Error when training RL policy using big offline dataset

How severe does this issue affect your experience of using Ray?

  • High: It blocks me to complete my task.

Hi experts.

I’m using Ray tune to evaluate different hyper-parameters when training an RL policy using offline data. This worked fine using a small offline data set, but the following error occurs when using a bigger offline data set:

ValueError: The actor ImplicitFunc is too large (99 MiB > FUNCTION_SIZE_ERROR_THRESHOLD=95 MiB). Check that its definition is not implicitly capturing a large array or other object in scope. Tip: use ray.put() to put large objects in the Ray object store.

Location of the offline data set is specified via the offline_data() method as shown below:

create config

config = (
MARWILConfig()
.training(…)
.environment(…)
.framework(…)
.offline_data(input_=self.offline_data_train_dir)
).to_dict()

additional config updates

create trainer

trainer = MARWIL(config=config)

Is there another way to specify the offline data set when training an RL policy?

Thanks,
Stefan

Hi @steff ,

You dataset is normally not serialized upon scheduling the training.
Is your dataset public? Can we view it? self.offline_data_train_dir is a simple path, correct?
Can you post the full stack trace so that we can see where check_oversized_function() is called?

“Your dataset is normally not serialized upon scheduling the training”. What’s the normal way of scheduling training of an RL policy when using offline data? I’m using the approach described in the RLLib documentation: Working With Offline Data — Ray 2.0.0.

Yes self.offline_data_train_dir is a directory on my local machine.

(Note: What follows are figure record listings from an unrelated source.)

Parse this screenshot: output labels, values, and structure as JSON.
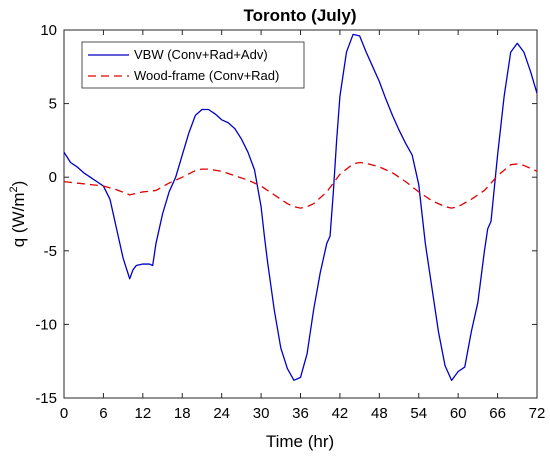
{
  "chart_data": {
    "type": "line",
    "title": "Toronto (July)",
    "xlabel": "Time (hr)",
    "ylabel_main": "q (W/m",
    "ylabel_sup": "2",
    "ylabel_tail": ")",
    "xlim": [
      0,
      72
    ],
    "ylim": [
      -15,
      10
    ],
    "xticks": [
      0,
      6,
      12,
      18,
      24,
      30,
      36,
      42,
      48,
      54,
      60,
      66,
      72
    ],
    "yticks": [
      -15,
      -10,
      -5,
      0,
      5,
      10
    ],
    "grid": false,
    "legend_position": "top-left",
    "series": [
      {
        "name": "VBW (Conv+Rad+Adv)",
        "color": "#0000c8",
        "style": "solid",
        "x": [
          0,
          1,
          2,
          3,
          4,
          5,
          6,
          7,
          8,
          9,
          10,
          10.5,
          11,
          12,
          13,
          13.5,
          14,
          15,
          16,
          17,
          18,
          19,
          20,
          21,
          22,
          23,
          24,
          25,
          26,
          27,
          28,
          29,
          30,
          30.5,
          31,
          32,
          33,
          34,
          35,
          36,
          37,
          38,
          39,
          40,
          40.5,
          41,
          41.5,
          42,
          43,
          44,
          45,
          46,
          47,
          48,
          49,
          50,
          51,
          52,
          53,
          54,
          54.5,
          55,
          56,
          57,
          58,
          59,
          60,
          61,
          62,
          63,
          64,
          64.5,
          65,
          66,
          67,
          68,
          69,
          70,
          71,
          72
        ],
        "values": [
          1.7,
          1.0,
          0.7,
          0.3,
          0.0,
          -0.3,
          -0.6,
          -1.5,
          -3.5,
          -5.5,
          -6.9,
          -6.3,
          -6.0,
          -5.9,
          -5.9,
          -6.0,
          -4.5,
          -2.5,
          -1.0,
          0.0,
          1.5,
          3.0,
          4.2,
          4.6,
          4.6,
          4.3,
          3.9,
          3.7,
          3.3,
          2.6,
          1.7,
          0.5,
          -2.0,
          -4.0,
          -5.8,
          -9.0,
          -11.6,
          -13.0,
          -13.8,
          -13.6,
          -12.0,
          -9.0,
          -6.5,
          -4.5,
          -4.0,
          -1.0,
          2.5,
          5.5,
          8.5,
          9.7,
          9.6,
          8.5,
          7.5,
          6.5,
          5.3,
          4.2,
          3.2,
          2.3,
          1.5,
          -0.5,
          -2.5,
          -4.5,
          -7.5,
          -10.5,
          -12.8,
          -13.8,
          -13.2,
          -12.9,
          -10.5,
          -8.5,
          -5.0,
          -3.5,
          -3.0,
          1.5,
          5.5,
          8.5,
          9.1,
          8.5,
          7.2,
          5.7
        ]
      },
      {
        "name": "Wood-frame (Conv+Rad)",
        "color": "#e00000",
        "style": "dashed",
        "x": [
          0,
          3,
          6,
          8,
          10,
          12,
          14,
          16,
          18,
          20,
          21,
          22,
          24,
          26,
          28,
          30,
          32,
          34,
          35,
          36,
          37,
          38,
          40,
          42,
          44,
          45,
          46,
          48,
          50,
          52,
          54,
          56,
          58,
          59,
          60,
          62,
          64,
          66,
          68,
          69,
          70,
          72
        ],
        "values": [
          -0.3,
          -0.45,
          -0.6,
          -0.85,
          -1.2,
          -1.0,
          -0.9,
          -0.4,
          0.0,
          0.45,
          0.55,
          0.55,
          0.4,
          0.1,
          -0.2,
          -0.6,
          -1.2,
          -1.8,
          -2.0,
          -2.1,
          -2.0,
          -1.8,
          -1.0,
          0.2,
          0.9,
          1.0,
          0.95,
          0.7,
          0.3,
          -0.3,
          -1.0,
          -1.6,
          -2.0,
          -2.1,
          -2.0,
          -1.5,
          -0.9,
          0.1,
          0.85,
          0.9,
          0.8,
          0.4
        ]
      }
    ]
  }
}
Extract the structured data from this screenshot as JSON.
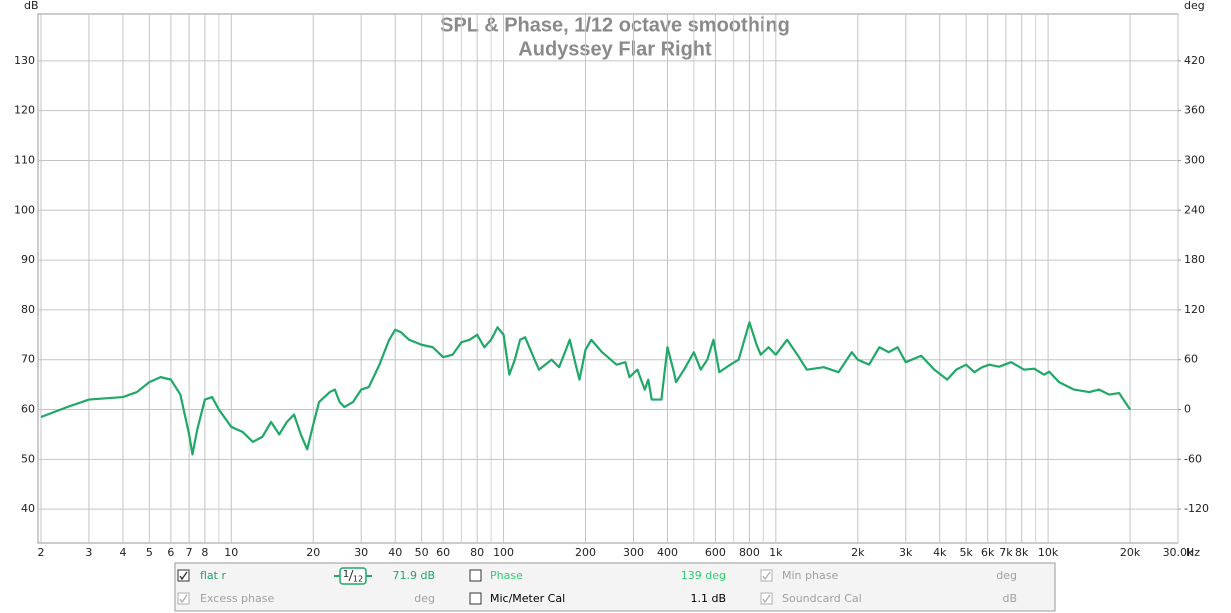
{
  "chart_data": {
    "type": "line",
    "title": "SPL & Phase, 1/12 octave smoothing",
    "subtitle": "Audyssey Flar Right",
    "y_label": "dB",
    "y2_label": "deg",
    "x_label": "Hz",
    "log_x": true,
    "grid": true,
    "xlim": [
      1.95,
      30000
    ],
    "ylim": [
      33.2,
      139.4
    ],
    "y2lim": [
      -160.8,
      476.4
    ],
    "xticks": [
      2,
      3,
      4,
      5,
      6,
      7,
      8,
      10,
      20,
      30,
      40,
      50,
      60,
      80,
      100,
      200,
      300,
      400,
      600,
      800,
      {
        "value": 1000,
        "label": "1k"
      },
      {
        "value": 2000,
        "label": "2k"
      },
      {
        "value": 3000,
        "label": "3k"
      },
      {
        "value": 4000,
        "label": "4k"
      },
      {
        "value": 5000,
        "label": "5k"
      },
      {
        "value": 6000,
        "label": "6k"
      },
      {
        "value": 7000,
        "label": "7k"
      },
      {
        "value": 8000,
        "label": "8k"
      },
      {
        "value": 10000,
        "label": "10k"
      },
      {
        "value": 20000,
        "label": "20k"
      },
      {
        "value": 30000,
        "label": "30.0k"
      }
    ],
    "xminor": [
      9,
      70,
      90,
      500,
      700,
      900,
      9000
    ],
    "yticks": [
      40,
      50,
      60,
      70,
      80,
      90,
      100,
      110,
      120,
      130
    ],
    "y2ticks": [
      -120,
      -60,
      0,
      60,
      120,
      180,
      240,
      300,
      360,
      420
    ],
    "x": [
      2,
      2.5,
      3,
      4,
      4.5,
      5,
      5.5,
      6,
      6.5,
      7,
      7.2,
      7.5,
      8,
      8.5,
      9,
      10,
      11,
      12,
      13,
      14,
      15,
      16,
      17,
      18,
      19,
      20,
      21,
      23,
      24,
      25,
      26,
      28,
      30,
      32,
      35,
      38,
      40,
      42,
      45,
      50,
      55,
      60,
      65,
      70,
      75,
      80,
      85,
      90,
      95,
      100,
      105,
      110,
      115,
      120,
      130,
      135,
      150,
      160,
      175,
      185,
      190,
      200,
      210,
      230,
      260,
      280,
      290,
      310,
      330,
      340,
      350,
      380,
      400,
      420,
      430,
      460,
      500,
      530,
      560,
      590,
      620,
      680,
      730,
      800,
      850,
      880,
      940,
      1000,
      1100,
      1200,
      1300,
      1500,
      1700,
      1900,
      2000,
      2200,
      2400,
      2600,
      2800,
      3000,
      3420,
      3820,
      4260,
      4600,
      5000,
      5360,
      5730,
      6080,
      6610,
      7310,
      8170,
      8890,
      9670,
      10090,
      10970,
      12450,
      14160,
      15400,
      16750,
      18230,
      20000
    ],
    "series": [
      {
        "name": "flat r",
        "color": "#1fa866",
        "values": [
          58.5,
          60.5,
          62,
          62.5,
          63.5,
          65.5,
          66.5,
          66,
          63,
          55,
          51,
          56,
          62,
          62.5,
          60,
          56.5,
          55.5,
          53.5,
          54.5,
          57.5,
          55,
          57.5,
          59,
          55,
          52,
          57,
          61.5,
          63.5,
          64,
          61.5,
          60.5,
          61.5,
          64,
          64.5,
          69,
          74,
          76,
          75.5,
          74,
          73,
          72.5,
          70.5,
          71,
          73.5,
          74,
          75,
          72.5,
          74,
          76.5,
          75,
          67,
          70,
          74,
          74.5,
          70,
          68,
          70,
          68.5,
          74,
          68.5,
          66,
          72,
          74,
          71.5,
          69,
          69.5,
          66.5,
          68,
          64,
          66,
          62,
          62,
          72.5,
          68,
          65.5,
          68,
          71.5,
          68,
          70,
          74,
          67.5,
          69,
          70,
          77.5,
          73,
          71,
          72.5,
          71,
          74,
          71,
          68,
          68.5,
          67.5,
          71.5,
          70,
          69,
          72.5,
          71.5,
          72.5,
          69.5,
          70.8,
          68,
          66,
          68,
          69,
          67.5,
          68.5,
          69,
          68.6,
          69.5,
          68,
          68.2,
          67,
          67.6,
          65.5,
          64,
          63.5,
          64,
          63,
          63.3,
          60
        ]
      }
    ]
  },
  "panel": {
    "smoothing": {
      "num": "1",
      "den": "12"
    },
    "items": [
      {
        "label": "flat r",
        "value": "71.9 dB",
        "checked": true,
        "enabled": true,
        "color": "#1fa866"
      },
      {
        "label": "Phase",
        "value": "139 deg",
        "checked": false,
        "enabled": true,
        "color": "#2ecc71"
      },
      {
        "label": "Min phase",
        "value": "deg",
        "checked": true,
        "enabled": false,
        "color": "#a0a0a0"
      },
      {
        "label": "Excess phase",
        "value": "deg",
        "checked": true,
        "enabled": false,
        "color": "#a0a0a0"
      },
      {
        "label": "Mic/Meter Cal",
        "value": "1.1 dB",
        "checked": false,
        "enabled": true,
        "color": "#000000"
      },
      {
        "label": "Soundcard Cal",
        "value": "dB",
        "checked": true,
        "enabled": false,
        "color": "#a0a0a0"
      }
    ]
  }
}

This dataset is not public.

Here is the stack trace:

2022-09-23 09:35:18,936 INFO worker.py:1509 – Started a local Ray instance. View the dashboard at http://127.0.0.1:8265
2022-09-23 09:35:20,079 INFO registry.py:96 – Detected unknown callable for trainable. Converting to class.
2022-09-23 09:35:20,079 WARNING function_trainable.py:619 – Function checkpointing is disabled. This may result in unexpected behavior when using checkpointing features or certain schedulers. To enable, set the train function arguments to be func(config, checkpoint_dir=None).
/home/stefan/anaconda3/envs/py38_ray2/lib/python3.8/site-packages/ray/tune/search/optuna/optuna_search.py:673: FutureWarning: LogUniformDistribution has been deprecated in v3.0.0. This feature will be removed in v6.0.0. See Release v3.0.0 · optuna/optuna · GitHub. Use :class:~optuna.distributions.FloatDistribution instead.
return ot.distributions.LogUniformDistribution(
/home/stefan/anaconda3/envs/py38_ray2/lib/python3.8/site-packages/ray/tune/search/optuna/optuna_search.py:682: FutureWarning: UniformDistribution has been deprecated in v3.0.0. This feature will be removed in v6.0.0. See Release v3.0.0 · optuna/optuna · GitHub. Use :class:~optuna.distributions.FloatDistribution instead.
return ot.distributions.UniformDistribution(
/home/stefan/anaconda3/envs/py38_ray2/lib/python3.8/site-packages/optuna/distributions.py:502: UserWarning: Choices for a categorical distribution should be a tuple of None, bool, int, float and str for persistent storage but contains which is of type list.
warnings.warn(message)
/home/stefan/anaconda3/envs/py38_ray2/lib/python3.8/site-packages/optuna/distributions.py:502: UserWarning: Choices for a categorical distribution should be a tuple of None, bool, int, float and str for persistent storage but contains [8] which is of type list.
warnings.warn(message)
/home/stefan/anaconda3/envs/py38_ray2/lib/python3.8/site-packages/optuna/distributions.py:502: UserWarning: Choices for a categorical distribution should be a tuple of None, bool, int, float and str for persistent storage but contains [16] which is of type list.
warnings.warn(message)
/home/stefan/anaconda3/envs/py38_ray2/lib/python3.8/site-packages/optuna/distributions.py:502: UserWarning: Choices for a categorical distribution should be a tuple of None, bool, int, float and str for persistent storage but contains [32] which is of type list.
warnings.warn(message)
[I 2022-09-23 09:35:29,901] A new study created in memory with name: optuna
/home/stefan/anaconda3/envs/py38_ray2/lib/python3.8/site-packages/optuna/distributions.py:766: FutureWarning: LogUniformDistribution(high=0.0001, low=1e-07) is deprecated and internally converted to FloatDistribution(high=0.0001, log=True, low=1e-07, step=None). See Cleanup distributions: `FloatDistribution` and `IntDistribution` · Issue #2941 · optuna/optuna · GitHub.
warnings.warn(message, FutureWarning)
/home/stefan/anaconda3/envs/py38_ray2/lib/python3.8/site-packages/optuna/distributions.py:766: FutureWarning: UniformDistribution(high=0.01, low=0.0) is deprecated and internally converted to FloatDistribution(high=0.01, log=False, low=0.0, step=None). See Cleanup distributions: `FloatDistribution` and `IntDistribution` · Issue #2941 · optuna/optuna · GitHub.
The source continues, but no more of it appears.